La Loi IP autorise les contribuables, conformément au Rapport final de l’Action 5 BEPS, à appliquer une majoration de 30% des dépenses comprises dans les dépenses éligibles pour autant que le montant majoré des dépenses éligibles n’excède pas la somme des dépenses totales encourues par le contribuable. L’objectif de cette majoration est d’assurer que l’« approche nexus » ne pénalise pas à l’excès les contribuables qui (i) engagent les coûts d’acquisition de la propriété intellectuelle ou (ii) effectuent des dépenses d’externalisation des activités de recherche et développement à des parties liées étant donné que ces dernières peuvent toutefois avoir largement contribué à la création de valeur dont est issu le revenu de la propriété intellectuelle[2].

Finalement, il est à noter que le taux d’exonération de 80% reste inchangé. Etant donné que le taux d’imposition nominal global des sociétés est de 26,01%[3], le taux effectif d’imposition serait d’environ 5,2% pour les revenus issus de la propriété intellectuelle et pouvant bénéficier de l’exonération.

Malgré les changements positifs qu’apporte la Loi IP, la Chambre de Commerce estime que plusieurs améliorations devraient y être apportées afin de la rendre plus compétitive, tout en respectant les exigences actuelles, et de développer et d'attirer des sociétés de haute technologie, des startups et également de soutenir les efforts des entreprises effectués dans le cadre de la recherche et du développement.

Ainsi, la Chambre de Commerce considère tout d’abord qu’il est indispensable d’inclure les actifs de la propriété intellectuelle issus d’activités innovantes entreprises par les PME dans le champ d’application des actifs éligibles, et ce d’autant plus que cette catégorie d’actifs est expressément prévue comme éligible par le Rapport final de l’Action 5 BEPS.

En outre, dans la situation actuelle qui entraine l’harmonisation des régimes en matière d’exonération de la propriété intellectuelle, il semble important, aux yeux de la Chambre de Commerce, d’augmenter le taux d’exonération de 80% à 90%.

Ensuite, étant donné que le Rapport final de l’Action 5 BEPS permet de qualifier les dépenses effectuées par un établissement stable étranger pour la détermination du ratio du lien en tant que revenus éligibles gagnés par son siège social sans égard quant à la localisation géographique de cet établissement stable, la Chambre de Commerce estime que les dépenses éligibles limitées actuellement à celles encourues par les établissements stables situés dans un état partie à l’Accord sur l’Espace Economique Européen, devraient être élargies aux dépenses encourues par tout établissement stable situé dans un pays avec lequel le Luxembourg a conclu une convention tendant à éviter les doubles impositions.
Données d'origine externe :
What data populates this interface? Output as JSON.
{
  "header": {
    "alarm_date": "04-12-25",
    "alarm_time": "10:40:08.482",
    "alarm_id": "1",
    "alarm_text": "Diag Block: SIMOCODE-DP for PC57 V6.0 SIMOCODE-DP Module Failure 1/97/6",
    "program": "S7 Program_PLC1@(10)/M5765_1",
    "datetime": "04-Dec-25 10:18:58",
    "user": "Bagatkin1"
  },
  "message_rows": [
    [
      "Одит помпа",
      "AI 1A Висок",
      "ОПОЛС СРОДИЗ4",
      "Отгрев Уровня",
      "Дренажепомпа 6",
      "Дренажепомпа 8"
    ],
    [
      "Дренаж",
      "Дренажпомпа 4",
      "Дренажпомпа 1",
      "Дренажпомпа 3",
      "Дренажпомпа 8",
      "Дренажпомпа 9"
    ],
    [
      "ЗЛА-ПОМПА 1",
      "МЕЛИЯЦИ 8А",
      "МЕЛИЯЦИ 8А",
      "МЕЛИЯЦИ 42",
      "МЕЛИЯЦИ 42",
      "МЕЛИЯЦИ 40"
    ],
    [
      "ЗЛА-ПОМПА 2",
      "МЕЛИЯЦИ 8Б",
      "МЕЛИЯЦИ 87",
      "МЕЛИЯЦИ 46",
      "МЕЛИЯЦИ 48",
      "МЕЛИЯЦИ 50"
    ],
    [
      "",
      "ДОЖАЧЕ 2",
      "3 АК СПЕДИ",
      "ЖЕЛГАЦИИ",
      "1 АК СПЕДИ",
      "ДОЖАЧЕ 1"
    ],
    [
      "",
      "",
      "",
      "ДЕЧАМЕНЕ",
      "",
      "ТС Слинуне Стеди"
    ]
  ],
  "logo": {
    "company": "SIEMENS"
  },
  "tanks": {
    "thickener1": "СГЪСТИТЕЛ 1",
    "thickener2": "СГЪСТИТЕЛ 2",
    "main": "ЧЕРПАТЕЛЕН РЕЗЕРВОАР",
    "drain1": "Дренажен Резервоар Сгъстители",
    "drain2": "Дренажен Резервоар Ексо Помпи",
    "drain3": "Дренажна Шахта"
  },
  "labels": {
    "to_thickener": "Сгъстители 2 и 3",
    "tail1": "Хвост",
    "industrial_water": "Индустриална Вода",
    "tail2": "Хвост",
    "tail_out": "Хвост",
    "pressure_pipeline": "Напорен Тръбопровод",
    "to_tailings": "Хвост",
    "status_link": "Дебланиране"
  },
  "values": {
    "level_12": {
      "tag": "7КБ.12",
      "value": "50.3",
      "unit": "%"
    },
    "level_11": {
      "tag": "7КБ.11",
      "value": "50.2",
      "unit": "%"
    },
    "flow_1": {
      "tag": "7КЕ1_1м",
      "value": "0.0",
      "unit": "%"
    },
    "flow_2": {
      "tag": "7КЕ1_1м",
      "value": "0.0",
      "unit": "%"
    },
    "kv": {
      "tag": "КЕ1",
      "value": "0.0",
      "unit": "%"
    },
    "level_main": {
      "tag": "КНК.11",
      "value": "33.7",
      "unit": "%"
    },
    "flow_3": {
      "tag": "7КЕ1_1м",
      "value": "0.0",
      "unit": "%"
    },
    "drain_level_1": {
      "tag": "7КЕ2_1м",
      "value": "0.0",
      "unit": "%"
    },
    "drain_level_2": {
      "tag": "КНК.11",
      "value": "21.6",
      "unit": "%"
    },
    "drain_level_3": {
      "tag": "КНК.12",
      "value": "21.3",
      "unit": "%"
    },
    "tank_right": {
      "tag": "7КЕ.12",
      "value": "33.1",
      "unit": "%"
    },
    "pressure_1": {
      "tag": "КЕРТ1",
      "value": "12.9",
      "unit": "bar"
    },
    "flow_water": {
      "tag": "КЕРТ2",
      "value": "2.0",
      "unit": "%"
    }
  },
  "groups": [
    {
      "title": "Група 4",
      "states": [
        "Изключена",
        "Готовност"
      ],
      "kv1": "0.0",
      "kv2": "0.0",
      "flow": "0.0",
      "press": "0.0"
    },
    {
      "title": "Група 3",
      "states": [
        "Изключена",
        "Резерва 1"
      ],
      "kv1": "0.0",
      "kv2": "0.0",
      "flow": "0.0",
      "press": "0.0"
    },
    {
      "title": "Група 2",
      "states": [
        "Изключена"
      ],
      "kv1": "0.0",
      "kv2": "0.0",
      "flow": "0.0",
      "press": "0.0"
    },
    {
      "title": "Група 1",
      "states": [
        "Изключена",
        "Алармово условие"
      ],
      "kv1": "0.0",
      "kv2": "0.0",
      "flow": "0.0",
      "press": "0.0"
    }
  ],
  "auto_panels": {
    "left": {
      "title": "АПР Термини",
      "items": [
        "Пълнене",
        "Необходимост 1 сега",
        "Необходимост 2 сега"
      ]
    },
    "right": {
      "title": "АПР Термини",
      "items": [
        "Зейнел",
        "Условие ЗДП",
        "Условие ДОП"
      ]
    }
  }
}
Dans le même ordre d’idée, la Chambre de Commerce considère que les activités de recherche et développement externalisées à des sociétés résidentes faisant partie d’une intégration fiscale avec la société qui exploite le droit de la propriété intellectuelle éligible devraient bénéficier du même traitement que les établissements stables, à savoir être pris en considération pour le calcul du ratio du lien.

La Chambre de Commerce attire encore l’attention de ses ressortissants sur le fait que les dispositions de la Loi IP sont applicables à partir de l’année d’imposition 2018.


[1] Loi du 17 avril 2018 portant modification de la loi modifiée du 4 décembre 1967 concernant l’impôt sur le revenu, en ce qui concerne le régime fiscal de la propriété intellectuelle, et modifiant la loi modifiée du 16 octobre 1934 concernant l’évaluation des biens et valeurs (« Bewertungsgesetz »).(Mém. A n° 254 du 19 avril 2018)

[2] Projet OCDE/G20 sur l’érosion de la base d’imposition et le transfert de bénéfices, Action 5 : Rapport final 2015, p. 30.

[3] Taux d’imposition nominal global des sociétés applicable à partir de 2018 et calculé avec l’impôt commercial communal en vigueur à Luxembourg-Ville.